To take full advantage of all the available information and to build a balanced panel, we opted for interpolating the data for the years 2015 and 2017. We feel this approach to be justified given that the time evolution in these years was relatively smooth for the variables involved, and no atypical events were observed. Interpolation is therefore not expected to exert a drastic effect on the results. However, this situation was radically different for the years 2019 and 2020, which we have chosen to exclude from the sample. The reason for this exclusion is that 2020 was without question a strong outlier due to the COVID-19 pandemic and lockdown, and all economic indicators corresponding to that year display extremely atypical behavior.

In order to check the potential impact of this atypical character on our results, we repeated our analysis including data from 2020 (observed values) and 2019 (interpolated values). Figure 2 illustrates the impact of having included these years on the average evolution of our efficiency measurement, which clearly displays atypical behavior at the end of the series. We also confirmed that the Tobit estimates are highly sensitive to this enlargement. We therefore ultimately decided to adhere to our 2001–2018 sample and omit these distortionary values.

7 Conclusions and Further Research

The main contributions of this research are as follow. First, we have constructed a water efficiency indicator that aggregates the two components of efficiency (radial and slack) in Data Envelopment Analysis. Second, we have used that indicator to compare – for the first time in the literature – the various regions of Spain in terms of water efficiency. Third, we have identified the main economic driving forces behind the observed differences in water efficiency across regions. Fourth, we have emphasized the importance of considering the circular aspects of water, particularly in terms of wastewater treatment and reused water, and we have argued that taking this approach provides more robust and credible results.

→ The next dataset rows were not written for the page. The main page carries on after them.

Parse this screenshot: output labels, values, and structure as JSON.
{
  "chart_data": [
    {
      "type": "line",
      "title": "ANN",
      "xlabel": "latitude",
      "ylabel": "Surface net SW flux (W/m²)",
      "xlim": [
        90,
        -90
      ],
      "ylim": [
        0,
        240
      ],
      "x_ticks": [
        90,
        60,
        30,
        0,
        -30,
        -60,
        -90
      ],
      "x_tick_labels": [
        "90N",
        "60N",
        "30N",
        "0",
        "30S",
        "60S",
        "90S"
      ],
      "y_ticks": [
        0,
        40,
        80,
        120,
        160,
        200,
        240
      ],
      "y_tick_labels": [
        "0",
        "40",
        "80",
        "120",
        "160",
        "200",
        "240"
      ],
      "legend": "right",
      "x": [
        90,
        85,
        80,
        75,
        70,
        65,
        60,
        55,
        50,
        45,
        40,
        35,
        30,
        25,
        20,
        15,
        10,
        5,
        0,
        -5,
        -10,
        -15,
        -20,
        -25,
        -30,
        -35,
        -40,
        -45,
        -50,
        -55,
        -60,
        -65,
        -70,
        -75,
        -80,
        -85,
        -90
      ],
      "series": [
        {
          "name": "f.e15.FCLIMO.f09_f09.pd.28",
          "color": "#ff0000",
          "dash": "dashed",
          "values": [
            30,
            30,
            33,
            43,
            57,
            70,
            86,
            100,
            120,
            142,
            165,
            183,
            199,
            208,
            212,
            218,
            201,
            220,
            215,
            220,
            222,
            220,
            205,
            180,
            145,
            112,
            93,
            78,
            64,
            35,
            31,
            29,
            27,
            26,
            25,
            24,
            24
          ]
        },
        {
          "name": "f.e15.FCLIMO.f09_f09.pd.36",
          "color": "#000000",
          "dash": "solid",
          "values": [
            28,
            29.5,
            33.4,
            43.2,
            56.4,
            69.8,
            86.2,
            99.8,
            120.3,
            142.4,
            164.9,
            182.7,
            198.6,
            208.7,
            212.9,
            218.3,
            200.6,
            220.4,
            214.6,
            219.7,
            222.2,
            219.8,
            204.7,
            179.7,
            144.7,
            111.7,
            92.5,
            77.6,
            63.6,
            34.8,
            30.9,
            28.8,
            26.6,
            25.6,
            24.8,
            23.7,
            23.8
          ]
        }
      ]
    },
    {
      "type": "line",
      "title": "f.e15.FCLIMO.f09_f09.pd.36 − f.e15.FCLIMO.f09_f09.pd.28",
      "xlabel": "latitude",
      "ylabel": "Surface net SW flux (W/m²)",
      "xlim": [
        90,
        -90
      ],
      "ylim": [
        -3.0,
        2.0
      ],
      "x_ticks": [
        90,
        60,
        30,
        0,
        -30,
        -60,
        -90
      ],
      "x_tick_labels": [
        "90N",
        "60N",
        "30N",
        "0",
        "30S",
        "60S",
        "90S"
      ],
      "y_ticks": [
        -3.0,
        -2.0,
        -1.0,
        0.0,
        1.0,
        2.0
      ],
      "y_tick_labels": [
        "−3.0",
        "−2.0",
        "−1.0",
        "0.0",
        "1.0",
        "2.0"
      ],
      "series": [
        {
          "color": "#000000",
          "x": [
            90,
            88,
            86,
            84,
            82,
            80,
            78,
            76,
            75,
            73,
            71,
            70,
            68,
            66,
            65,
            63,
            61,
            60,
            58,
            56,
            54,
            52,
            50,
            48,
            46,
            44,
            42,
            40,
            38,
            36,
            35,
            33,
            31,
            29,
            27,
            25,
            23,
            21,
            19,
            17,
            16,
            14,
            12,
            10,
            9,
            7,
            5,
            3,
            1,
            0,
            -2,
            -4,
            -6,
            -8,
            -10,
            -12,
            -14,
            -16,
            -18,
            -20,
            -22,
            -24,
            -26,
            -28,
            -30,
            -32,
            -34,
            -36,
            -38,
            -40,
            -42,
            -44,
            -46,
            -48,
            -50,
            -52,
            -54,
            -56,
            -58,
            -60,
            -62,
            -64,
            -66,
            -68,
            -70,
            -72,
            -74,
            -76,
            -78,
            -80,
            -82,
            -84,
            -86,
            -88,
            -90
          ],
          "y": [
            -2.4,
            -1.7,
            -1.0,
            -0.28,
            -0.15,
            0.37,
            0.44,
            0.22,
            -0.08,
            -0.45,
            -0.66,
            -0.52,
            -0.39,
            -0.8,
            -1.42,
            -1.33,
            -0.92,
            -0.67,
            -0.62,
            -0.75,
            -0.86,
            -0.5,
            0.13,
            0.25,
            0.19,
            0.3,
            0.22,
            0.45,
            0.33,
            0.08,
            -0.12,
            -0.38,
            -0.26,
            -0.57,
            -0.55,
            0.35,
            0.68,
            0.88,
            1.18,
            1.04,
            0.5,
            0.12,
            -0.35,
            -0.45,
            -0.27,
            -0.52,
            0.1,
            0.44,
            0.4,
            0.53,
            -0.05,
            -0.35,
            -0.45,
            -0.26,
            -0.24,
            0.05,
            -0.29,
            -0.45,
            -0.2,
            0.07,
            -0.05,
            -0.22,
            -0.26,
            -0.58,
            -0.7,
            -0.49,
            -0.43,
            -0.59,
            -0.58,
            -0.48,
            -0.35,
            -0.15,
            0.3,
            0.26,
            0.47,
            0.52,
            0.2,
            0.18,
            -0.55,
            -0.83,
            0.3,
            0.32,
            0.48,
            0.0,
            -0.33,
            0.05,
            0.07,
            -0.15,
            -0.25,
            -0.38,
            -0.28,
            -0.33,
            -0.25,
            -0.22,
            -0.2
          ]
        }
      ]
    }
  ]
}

As regards the most salient results, we first conclude that only four regions (Madrid, Cataluña, and the two island regions) have been consistently efficient over the entire period of analysis, whether or not one considers circularity. Efficiency displays strong inertia over time but is also sensitive to economic growth, economic structure, trade openness, and some water-specific variables such as abundance, the share consumed by certain agents, and the percentage of water reused.

Consideration of the circular aspects has an impact of increasing the average efficiency measurements. Moreover, when circularity is accounted for, we find significant differences in the estimated impact of some crucial variables, including income, economic structure, and trade, among others. We consider the treated measurement of efficiency and thus the associated estimates for the socio-economic drivers to be more credible and accurate. This belief is in line with the fact that the estimated results tend to be more robust – and in many cases more consistent with economic logic.

One specific result with important policy implications is that the price of water plays a crucial role in incentivizing efficiency in water management. Traditionally, water has been seen as (almost) free in Spain, with lower prices than other European countries, and this fact has been attracting increased attention. As a matter of fact, water governance and its impact on efficiency and growth is a very relevant and fruitful research field – see for example Pan et al. (2023) on the impact of water-rights trading. Our finding challenges the traditional perception of water as nearly free in Spain and provides empirical support to advocate for water tariffication as a means to foster water efficiency.

Future research should be aimed at delving into the time evolution of efficiency and providing a suitable framework by which to analyze the dynamic evolution of efficiency and its determinants. Connecting this analysis to economic growth and technological change would be another interesting line of research. Additionally, although we have addressed the heterogeneity across regions, there is significant scope for studying variation within regions. An analysis at the city or town level would reveal additional differences that might merit further research.